Magazine Le Mensuel

Nº 3021 du vendredi 2 octobre 2015

Musique

Souad Massi au Music Hall. Le bonheur de chanter

Elle chante l’émotion. Elle exprime la révolte avec sa douceur de grande brunette exilée. Elle remue les foules par sa sincérité. Mais, surtout, offre à son public une voix et une prestation impeccables, fusion parfaite des deux cultures, orientale et occidentale, qui ont fait de Souad Massi une star de la scène musicale internationale.
 

Elle a le bonheur de chanter et le charisme de le partager. En jean et blazer noir, cheveux attachés en queue de cheval juvénile, elle prend sa guitare et, avec, tout son public.
Sa voix puissante, tout à la fois rauque et brisée, décline la tendresse, la mélancolie de l’Algérienne qui a osé défier le pouvoir islamiste en jouant du rock et sans voile. Elle chante en berbère (qu’elle est) des vers connus, de la poésie arabe, mais aussi, en rockeuse accomplie, fait vibrer et danser son public (aussi en français et en anglais) comme elle vient de le faire en Suède et Norvège, juste avant de se reproduire au Liban.
Souad Massi se reconnaît comme chanteuse engagée.
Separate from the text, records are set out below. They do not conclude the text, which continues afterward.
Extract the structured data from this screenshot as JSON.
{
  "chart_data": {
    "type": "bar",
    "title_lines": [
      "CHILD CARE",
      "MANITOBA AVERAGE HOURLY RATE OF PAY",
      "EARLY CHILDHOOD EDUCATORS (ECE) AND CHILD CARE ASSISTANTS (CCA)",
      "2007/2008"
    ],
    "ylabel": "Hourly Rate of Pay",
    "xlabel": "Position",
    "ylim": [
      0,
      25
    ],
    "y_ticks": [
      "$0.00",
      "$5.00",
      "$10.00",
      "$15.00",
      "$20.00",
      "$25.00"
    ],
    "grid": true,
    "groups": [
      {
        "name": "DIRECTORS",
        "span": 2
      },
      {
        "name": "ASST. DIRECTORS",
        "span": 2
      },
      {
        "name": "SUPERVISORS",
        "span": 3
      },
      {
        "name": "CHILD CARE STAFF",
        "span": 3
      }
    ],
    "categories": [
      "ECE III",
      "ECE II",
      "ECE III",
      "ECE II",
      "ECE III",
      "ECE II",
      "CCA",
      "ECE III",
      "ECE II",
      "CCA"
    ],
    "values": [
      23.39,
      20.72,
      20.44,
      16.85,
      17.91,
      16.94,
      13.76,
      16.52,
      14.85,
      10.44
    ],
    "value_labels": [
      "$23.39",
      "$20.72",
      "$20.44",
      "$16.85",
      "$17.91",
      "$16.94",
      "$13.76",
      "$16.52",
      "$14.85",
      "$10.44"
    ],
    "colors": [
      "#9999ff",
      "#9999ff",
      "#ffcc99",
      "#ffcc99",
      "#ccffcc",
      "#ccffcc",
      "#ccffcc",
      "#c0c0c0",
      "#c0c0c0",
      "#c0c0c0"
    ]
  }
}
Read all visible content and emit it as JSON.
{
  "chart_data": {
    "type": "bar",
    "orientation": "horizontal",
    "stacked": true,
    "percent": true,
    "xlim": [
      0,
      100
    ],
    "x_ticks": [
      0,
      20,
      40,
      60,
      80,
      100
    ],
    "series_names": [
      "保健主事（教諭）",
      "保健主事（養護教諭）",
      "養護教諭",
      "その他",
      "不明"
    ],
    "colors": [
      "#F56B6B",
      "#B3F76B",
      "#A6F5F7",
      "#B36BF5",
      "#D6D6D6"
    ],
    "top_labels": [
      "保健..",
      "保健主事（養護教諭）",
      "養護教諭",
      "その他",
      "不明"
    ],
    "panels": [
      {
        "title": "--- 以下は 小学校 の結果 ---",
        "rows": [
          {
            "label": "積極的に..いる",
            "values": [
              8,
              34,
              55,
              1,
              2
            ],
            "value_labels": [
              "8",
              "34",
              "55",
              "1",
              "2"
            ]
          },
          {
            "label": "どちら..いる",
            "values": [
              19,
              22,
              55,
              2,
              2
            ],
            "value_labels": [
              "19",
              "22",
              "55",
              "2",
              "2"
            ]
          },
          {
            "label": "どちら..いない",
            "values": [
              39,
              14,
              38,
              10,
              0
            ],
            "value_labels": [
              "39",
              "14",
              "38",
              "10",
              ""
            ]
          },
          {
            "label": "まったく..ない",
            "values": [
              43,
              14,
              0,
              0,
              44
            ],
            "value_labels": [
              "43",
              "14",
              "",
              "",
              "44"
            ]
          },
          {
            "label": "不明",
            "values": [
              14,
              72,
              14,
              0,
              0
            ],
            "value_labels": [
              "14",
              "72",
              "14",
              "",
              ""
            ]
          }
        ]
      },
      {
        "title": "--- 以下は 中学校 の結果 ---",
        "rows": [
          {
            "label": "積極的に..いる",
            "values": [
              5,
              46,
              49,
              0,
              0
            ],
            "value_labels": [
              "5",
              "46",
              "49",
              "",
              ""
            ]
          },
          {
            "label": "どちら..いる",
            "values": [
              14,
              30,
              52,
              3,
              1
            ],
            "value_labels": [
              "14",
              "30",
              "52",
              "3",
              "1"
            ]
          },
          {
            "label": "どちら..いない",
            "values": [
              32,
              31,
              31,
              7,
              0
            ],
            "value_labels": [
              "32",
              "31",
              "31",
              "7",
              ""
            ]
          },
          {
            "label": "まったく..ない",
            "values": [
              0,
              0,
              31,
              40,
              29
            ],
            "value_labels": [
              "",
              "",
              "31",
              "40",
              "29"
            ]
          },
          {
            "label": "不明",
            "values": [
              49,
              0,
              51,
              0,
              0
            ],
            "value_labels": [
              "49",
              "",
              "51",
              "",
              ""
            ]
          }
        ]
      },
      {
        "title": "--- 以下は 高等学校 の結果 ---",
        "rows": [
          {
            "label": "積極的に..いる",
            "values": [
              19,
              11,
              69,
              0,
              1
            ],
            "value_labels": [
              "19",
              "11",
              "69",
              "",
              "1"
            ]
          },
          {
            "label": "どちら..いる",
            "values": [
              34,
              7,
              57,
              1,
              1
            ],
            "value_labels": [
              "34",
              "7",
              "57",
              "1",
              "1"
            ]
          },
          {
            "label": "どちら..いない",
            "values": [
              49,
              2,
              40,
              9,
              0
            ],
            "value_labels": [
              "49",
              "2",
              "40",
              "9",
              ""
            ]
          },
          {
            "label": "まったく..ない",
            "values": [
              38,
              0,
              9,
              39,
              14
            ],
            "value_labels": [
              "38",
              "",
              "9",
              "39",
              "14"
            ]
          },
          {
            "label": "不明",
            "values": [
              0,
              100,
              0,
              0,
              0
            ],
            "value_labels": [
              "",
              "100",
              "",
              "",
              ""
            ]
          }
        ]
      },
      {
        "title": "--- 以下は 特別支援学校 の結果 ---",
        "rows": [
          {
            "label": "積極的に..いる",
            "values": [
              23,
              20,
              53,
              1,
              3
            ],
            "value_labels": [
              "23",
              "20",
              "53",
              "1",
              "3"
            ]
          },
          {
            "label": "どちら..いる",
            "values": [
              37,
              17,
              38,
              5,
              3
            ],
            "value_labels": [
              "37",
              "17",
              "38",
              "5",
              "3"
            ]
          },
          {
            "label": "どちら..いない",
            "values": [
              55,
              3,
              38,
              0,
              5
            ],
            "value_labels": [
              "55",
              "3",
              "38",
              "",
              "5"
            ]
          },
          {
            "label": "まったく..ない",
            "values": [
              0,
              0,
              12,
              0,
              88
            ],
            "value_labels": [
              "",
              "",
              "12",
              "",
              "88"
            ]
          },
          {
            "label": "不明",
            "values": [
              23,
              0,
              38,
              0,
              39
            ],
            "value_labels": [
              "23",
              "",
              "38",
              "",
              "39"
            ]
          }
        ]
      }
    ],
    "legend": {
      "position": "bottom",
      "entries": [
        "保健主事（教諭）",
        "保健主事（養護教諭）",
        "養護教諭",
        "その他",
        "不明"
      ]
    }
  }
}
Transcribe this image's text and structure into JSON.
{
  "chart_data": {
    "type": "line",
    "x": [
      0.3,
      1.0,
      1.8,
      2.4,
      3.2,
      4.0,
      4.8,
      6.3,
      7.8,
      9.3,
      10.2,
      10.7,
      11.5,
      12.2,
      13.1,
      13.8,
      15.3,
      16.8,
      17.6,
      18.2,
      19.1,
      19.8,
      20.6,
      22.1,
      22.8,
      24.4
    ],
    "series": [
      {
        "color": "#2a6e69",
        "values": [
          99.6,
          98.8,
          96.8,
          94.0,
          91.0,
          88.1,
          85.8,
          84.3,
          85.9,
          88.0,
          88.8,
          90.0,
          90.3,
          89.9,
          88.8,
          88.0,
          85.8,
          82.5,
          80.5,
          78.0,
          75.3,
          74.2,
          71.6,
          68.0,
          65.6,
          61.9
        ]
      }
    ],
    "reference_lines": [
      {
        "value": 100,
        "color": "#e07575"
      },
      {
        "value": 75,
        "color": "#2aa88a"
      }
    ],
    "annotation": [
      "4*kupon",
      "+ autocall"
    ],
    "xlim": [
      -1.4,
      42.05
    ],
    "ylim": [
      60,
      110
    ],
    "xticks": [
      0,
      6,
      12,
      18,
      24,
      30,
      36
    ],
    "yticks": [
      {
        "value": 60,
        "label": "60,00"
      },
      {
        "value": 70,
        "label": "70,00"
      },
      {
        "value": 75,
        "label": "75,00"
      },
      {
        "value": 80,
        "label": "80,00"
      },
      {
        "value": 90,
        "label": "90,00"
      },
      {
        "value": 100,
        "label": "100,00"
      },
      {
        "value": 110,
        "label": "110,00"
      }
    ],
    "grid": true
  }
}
La jeune mère de deux enfants s’est établie en France depuis seize ans après plusieurs menaces de mort à Alger où elle a grandi. Depuis, elle utilise son merveilleux instrument, sa voix ténue, aux profondes inclinaisons, pour porter haut la liberté. Pas une fausse note quand elle scande: «Le peuple veut la liberté»  ou «Toi, le dictateur injuste… amoureux du sang». Rebelle, elle chante le destin, le temps, le pays avec toute la sensibilité de ses montagnes kabyles enchâssées dans son Algérie natale.
Puis, avec beaucoup d’aisance, entourée de quatre musiciens versatiles, elle change de guitare et de registre pour lever la salle avec un répertoire rock, folk, reggae, du calibre de celui dont elle jouait adolescente dans son garage familial. De Raoui, son premier grand succès à son come-back avec son dernier album El-Moutakallimoun, celle qu’on appelle la Joan Baez de la chanson arabe ravive admirablement les poètes de l’Andalousie avec des sonorités occidentales pop et modernes (elle chante avec le Chœur de Cordoue).
Une soirée tout en vibrations qui, sous la lune beyrouthine ce soir de septembre, a transformé les larmes, blessures et douleurs chantées en gerbes musicales flamboyantes.